The Battle of Thermopylae is the stuff of legend.

It’s around 480BC and 300 Spartan warriors face an invasion force of 300,000 Persians.

Against the odds they determine to hold them off at a narrow pass called ‘The Hot Gates’ to enable the Greek city-states to muster their various armies and form a united front. It’s a suicide mission and they know it. They fight hard and to the last man. Historians tell how the last men standing were so ferocious they fought using their hands, feet and teeth.

Basically, the Greek city-states gained much needed time to muster their armies and eventually, after a brutal war, the Persian army was driven back and Greece was saved.

There’s no doubt that there were some epic moments among the tragedy of the slaughter.

In a famous exchange captured in the 2006 film 300, the historian Herodotus said this of one of the reputedly bravest warriors called Dienekes.

“He was told by a native of Trachis that the Persian archers were so numerous that their arrows would block out the sun. Dienekes, however, undaunted by this prospect, remarked with a laugh: ‘Good. Then we will fight in the shade.'”

Of course, for all you history geeks out there, the historical version differs a bit from the film but it’s true they held the line, true they all died and true that they enabled the Greek armies to overcome and win the fight.

As a film, 300 rocked the world. It’s still the 24th highest-grossing film for an opening weekend, having taken more than £456 million and has a cult following to this day.
Interestingly the film is said to be popular with men and women, particularly because it has a strong female and male lead. There’s no denying it though that many men love the film and the story. I’m one of them.

Yes there’s glorified and over-stylised violence and I’m sure it says something about our culture that violent films do so well at the box office, but I confess that the film just gripped me. Why? Because it’s a band of brothers fighting against the odds who have each other’s backs. There’s unswerving loyalty to each other and to a cause. There’s pride in who they are and the nation they represent. They refuse to quit and stay upbeat even in the face of certain death. They are well-trained, drilled and motivated. I can’t explain why, but all this, and the sense of heroic struggle, deeply appeals to me.
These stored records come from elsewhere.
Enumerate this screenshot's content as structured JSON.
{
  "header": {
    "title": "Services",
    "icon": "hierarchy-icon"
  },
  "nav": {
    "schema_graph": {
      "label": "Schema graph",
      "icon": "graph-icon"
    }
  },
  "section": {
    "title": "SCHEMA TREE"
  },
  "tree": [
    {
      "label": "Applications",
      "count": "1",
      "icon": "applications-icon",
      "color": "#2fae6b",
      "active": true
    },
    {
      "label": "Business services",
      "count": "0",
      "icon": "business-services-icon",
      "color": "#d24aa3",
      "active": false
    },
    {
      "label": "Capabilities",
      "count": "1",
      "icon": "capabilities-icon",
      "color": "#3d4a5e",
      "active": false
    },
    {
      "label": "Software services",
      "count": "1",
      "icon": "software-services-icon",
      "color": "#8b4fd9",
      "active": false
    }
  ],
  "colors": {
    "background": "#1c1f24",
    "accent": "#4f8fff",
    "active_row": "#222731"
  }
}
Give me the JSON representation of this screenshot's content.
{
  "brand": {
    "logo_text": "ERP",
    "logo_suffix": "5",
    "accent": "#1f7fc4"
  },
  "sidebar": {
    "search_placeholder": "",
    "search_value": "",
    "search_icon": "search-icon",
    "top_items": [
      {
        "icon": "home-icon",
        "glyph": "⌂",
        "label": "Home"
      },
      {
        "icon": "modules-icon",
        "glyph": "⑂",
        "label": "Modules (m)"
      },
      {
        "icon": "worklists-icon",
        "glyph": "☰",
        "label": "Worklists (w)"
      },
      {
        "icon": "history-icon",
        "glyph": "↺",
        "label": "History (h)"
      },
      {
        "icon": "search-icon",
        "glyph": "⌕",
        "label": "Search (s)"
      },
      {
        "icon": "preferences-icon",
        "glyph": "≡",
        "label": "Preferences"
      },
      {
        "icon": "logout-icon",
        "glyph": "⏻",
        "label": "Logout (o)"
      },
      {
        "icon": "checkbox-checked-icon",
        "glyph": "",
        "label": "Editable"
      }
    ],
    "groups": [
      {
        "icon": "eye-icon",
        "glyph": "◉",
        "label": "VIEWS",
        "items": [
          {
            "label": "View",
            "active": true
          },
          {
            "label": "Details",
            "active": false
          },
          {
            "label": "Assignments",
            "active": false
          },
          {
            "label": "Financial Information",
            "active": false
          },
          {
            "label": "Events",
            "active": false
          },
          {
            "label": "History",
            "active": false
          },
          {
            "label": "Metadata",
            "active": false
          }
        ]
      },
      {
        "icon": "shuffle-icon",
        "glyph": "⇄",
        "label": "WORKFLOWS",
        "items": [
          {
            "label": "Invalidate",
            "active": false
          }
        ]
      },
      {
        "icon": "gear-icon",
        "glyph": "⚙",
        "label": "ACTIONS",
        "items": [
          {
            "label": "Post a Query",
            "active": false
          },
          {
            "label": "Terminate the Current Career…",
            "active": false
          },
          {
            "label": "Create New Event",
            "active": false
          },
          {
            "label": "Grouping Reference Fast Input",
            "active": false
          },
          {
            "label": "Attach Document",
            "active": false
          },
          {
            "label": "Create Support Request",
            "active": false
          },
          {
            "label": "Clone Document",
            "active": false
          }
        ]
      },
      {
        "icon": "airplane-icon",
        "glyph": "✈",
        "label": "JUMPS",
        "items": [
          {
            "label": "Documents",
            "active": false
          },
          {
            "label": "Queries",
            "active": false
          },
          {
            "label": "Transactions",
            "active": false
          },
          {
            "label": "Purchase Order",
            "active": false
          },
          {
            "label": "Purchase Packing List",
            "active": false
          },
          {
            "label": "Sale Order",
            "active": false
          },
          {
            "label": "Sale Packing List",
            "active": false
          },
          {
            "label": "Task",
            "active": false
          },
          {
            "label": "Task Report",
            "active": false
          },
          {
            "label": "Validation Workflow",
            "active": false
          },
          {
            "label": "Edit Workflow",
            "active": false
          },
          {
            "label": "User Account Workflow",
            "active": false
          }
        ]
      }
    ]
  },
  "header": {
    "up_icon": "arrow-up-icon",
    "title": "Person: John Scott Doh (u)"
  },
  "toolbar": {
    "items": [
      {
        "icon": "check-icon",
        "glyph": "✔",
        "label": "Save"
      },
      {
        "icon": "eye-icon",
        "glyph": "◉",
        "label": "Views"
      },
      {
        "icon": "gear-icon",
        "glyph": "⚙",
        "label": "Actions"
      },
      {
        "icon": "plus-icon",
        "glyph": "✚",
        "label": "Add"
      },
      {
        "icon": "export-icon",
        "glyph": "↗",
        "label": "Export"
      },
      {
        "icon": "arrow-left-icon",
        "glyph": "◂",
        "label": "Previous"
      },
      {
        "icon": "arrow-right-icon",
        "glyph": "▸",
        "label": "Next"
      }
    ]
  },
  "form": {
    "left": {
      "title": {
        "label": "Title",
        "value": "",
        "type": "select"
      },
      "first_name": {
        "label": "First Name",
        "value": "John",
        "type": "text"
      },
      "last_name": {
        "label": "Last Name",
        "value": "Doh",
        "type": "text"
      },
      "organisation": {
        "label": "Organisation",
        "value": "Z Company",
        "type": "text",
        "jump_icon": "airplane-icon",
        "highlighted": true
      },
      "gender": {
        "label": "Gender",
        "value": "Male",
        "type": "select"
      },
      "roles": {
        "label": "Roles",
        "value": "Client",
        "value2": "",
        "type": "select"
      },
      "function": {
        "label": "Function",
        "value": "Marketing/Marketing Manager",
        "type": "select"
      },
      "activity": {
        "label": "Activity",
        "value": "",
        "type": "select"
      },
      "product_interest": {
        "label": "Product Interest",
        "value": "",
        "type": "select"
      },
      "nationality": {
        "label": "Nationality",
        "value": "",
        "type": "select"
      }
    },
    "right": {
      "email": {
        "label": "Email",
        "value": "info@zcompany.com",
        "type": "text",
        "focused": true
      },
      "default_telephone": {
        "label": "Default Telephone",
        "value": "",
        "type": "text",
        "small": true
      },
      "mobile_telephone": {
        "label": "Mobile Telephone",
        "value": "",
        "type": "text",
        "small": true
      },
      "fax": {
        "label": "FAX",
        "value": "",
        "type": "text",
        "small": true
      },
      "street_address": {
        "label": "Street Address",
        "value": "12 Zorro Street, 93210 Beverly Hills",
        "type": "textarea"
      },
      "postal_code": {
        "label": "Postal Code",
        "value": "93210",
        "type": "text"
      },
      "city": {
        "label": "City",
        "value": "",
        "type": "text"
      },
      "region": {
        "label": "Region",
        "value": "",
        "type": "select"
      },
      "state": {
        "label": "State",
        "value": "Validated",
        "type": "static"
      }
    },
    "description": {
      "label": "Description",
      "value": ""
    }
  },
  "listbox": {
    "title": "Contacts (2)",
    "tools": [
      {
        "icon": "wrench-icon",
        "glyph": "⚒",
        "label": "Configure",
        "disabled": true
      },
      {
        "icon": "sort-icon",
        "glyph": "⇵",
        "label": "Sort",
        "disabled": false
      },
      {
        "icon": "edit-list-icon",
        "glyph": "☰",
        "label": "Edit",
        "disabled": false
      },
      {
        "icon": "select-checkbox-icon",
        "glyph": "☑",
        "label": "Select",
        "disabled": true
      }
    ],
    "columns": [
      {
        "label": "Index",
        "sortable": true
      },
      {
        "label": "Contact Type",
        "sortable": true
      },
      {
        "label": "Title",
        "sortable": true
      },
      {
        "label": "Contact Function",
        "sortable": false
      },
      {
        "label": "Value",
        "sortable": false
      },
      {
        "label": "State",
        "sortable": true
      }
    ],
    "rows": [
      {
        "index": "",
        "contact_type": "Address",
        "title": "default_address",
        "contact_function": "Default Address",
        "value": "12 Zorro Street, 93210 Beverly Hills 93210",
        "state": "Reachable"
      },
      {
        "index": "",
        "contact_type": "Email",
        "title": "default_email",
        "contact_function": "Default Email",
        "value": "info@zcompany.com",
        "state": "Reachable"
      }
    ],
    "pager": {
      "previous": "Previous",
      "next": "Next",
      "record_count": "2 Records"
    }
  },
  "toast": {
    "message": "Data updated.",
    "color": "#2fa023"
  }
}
Perhaps it’s because I’m a throwback dinosaur of a man (I can picture the nodding heads) or perhaps it’s because something deep within me wants to fight for a noble cause and get into a scrap. I think it’s probably something to do with my testosterone levels. Society wants me to be tame and so does the Church – or at least that’s what it tends to communicate.

My role model however isn’t King Leonidas, the Spartan warrior, or a gentile parish vicar; it’s Jesus, and in the words of C S Lewis: “Aslan is not a tame lion.”